Bonsoir Mr Moïse KEREKOU. Merci d’avoir accepté de nous accorder cette interview. La CEDEAO a, depuis quelques jours, réaffirmé son ambition de lancer l’Eco d’ici 2027. Quels sont les principales étapes à affranchir avant la mise en circulation effective de cette monnaie commune ?
Moïse T. KEREKOU : C’est une ambition louable. On ne peut que saluer cette volonté politique d’aller vers une monnaie commune que les peuples attendent depuis longtemps. En réalité, la volonté de réaliser une monnaie commune unique ne date pas d’aujourd’hui. Elle date depuis 1991 avec l’adoption du Traité d’Abuja. En 1991, les États constituant la CEDEAO ont décidé d’accélérer le processus d’intégration en cours déjà à l’époque, parce que la CEDEAO a été créée en 1975, donc en mettant en place un certain nombre de mécanismes et aussi d’institutions.
C’est ainsi qu’il avait été dit qu’une banque centrale allait voir le jour et que la monnaie commune allait également être la monnaie partagée par tous les États.

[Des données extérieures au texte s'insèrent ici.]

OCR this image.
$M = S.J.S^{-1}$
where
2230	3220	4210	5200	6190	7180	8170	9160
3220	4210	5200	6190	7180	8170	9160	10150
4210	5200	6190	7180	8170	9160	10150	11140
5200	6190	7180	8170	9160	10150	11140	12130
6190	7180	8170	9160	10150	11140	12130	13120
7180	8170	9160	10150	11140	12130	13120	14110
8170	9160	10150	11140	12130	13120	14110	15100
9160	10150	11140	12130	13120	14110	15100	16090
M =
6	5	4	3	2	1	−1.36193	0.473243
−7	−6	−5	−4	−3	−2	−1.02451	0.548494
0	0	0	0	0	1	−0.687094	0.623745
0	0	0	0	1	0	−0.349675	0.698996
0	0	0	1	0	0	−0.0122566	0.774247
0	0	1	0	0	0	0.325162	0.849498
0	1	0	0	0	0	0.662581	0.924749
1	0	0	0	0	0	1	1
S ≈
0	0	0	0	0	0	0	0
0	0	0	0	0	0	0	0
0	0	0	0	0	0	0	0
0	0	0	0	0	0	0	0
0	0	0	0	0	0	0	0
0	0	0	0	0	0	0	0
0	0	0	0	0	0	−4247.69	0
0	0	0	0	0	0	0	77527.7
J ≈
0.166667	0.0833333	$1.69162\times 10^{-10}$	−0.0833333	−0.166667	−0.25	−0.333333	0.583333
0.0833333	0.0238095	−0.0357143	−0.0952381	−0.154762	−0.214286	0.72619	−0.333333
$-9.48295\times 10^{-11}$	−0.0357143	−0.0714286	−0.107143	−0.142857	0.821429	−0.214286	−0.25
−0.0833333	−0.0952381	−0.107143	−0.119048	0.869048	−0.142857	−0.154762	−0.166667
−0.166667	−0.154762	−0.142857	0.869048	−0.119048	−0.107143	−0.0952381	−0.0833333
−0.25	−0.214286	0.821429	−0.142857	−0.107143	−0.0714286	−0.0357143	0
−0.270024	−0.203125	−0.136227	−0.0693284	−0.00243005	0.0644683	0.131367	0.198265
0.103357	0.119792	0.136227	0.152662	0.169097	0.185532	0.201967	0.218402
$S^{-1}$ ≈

Malheureusement, nous sommes en 2026, cette monnaie n’est pas encore là. Donc les promesses, ou les fruits n’ont pas tenu les promesses des fleurs, comme on le dit.
C’est une bonne nouvelle, mais au même moment, les peuples et les acteurs économiques sont sceptiques. C’est tout à fait normal. Ce n’est pas moins de quatre reports qui ont déjà été annoncés. Et le dernier report, c’était en 2020. On attendait la monnaie en 2020, on ne l’a pas eue.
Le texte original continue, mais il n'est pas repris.